Pela primeira vez no Brasil, Thomas Dybdahl faz show intimista no SESC Pompeia

Fotos exclusivas por Ana Laura Leardini. Acompanhe nosso tumblr para mais coberturas fotográficas.

O aclamado cantor norueguês Thomas Dybdahl tem 34 anos e 6 discos, tendo os quatro últimos atingido o primeiro lugar na sua terra natal. Em sua primeira apresentação em solo brasileiro e pouco conhecido por aqui, Thomas aliou o talento de anos de estrada a uma atitude de principiante.
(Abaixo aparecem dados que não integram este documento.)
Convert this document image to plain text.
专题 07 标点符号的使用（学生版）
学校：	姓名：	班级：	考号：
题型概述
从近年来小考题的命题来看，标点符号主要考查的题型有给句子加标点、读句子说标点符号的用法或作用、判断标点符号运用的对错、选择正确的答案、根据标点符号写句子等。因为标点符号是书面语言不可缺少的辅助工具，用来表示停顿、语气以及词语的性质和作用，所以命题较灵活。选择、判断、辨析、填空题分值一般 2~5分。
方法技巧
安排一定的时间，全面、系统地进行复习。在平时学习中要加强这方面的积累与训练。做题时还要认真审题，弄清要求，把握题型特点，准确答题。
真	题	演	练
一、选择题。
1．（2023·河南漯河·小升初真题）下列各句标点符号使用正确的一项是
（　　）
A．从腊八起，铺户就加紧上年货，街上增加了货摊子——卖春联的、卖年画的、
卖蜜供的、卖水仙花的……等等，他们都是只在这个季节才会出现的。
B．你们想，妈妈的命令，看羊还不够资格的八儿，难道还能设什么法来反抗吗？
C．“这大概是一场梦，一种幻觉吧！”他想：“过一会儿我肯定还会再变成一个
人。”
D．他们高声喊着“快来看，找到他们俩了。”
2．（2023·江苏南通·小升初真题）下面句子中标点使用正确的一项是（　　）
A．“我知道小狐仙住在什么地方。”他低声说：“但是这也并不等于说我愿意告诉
Visivelmente nervoso, ele não deixou dúvidas sobre a tensão que o acompanhou no palco do SESC Pompéia quando disse: “É realmente assustador tocar num lugar onde você nunca esteve antes, você não sabe se as pessoas conhecem sua música e nem a razão de elas estarem ali”. E não era pra menos: sozinho com seus dois violões e uma gaita na frente do palco da Choperia, Thomas teve que encarar olho no olho algo em torno de 100 pessoas que prestigiavam o Festival Dias Nórdicos, evento que divulga a música escandinava para países latinos e aconteceu pela primeira vez no Brasil. Mas apesar do nervosismo, Thomas se saiu muito bem na missão.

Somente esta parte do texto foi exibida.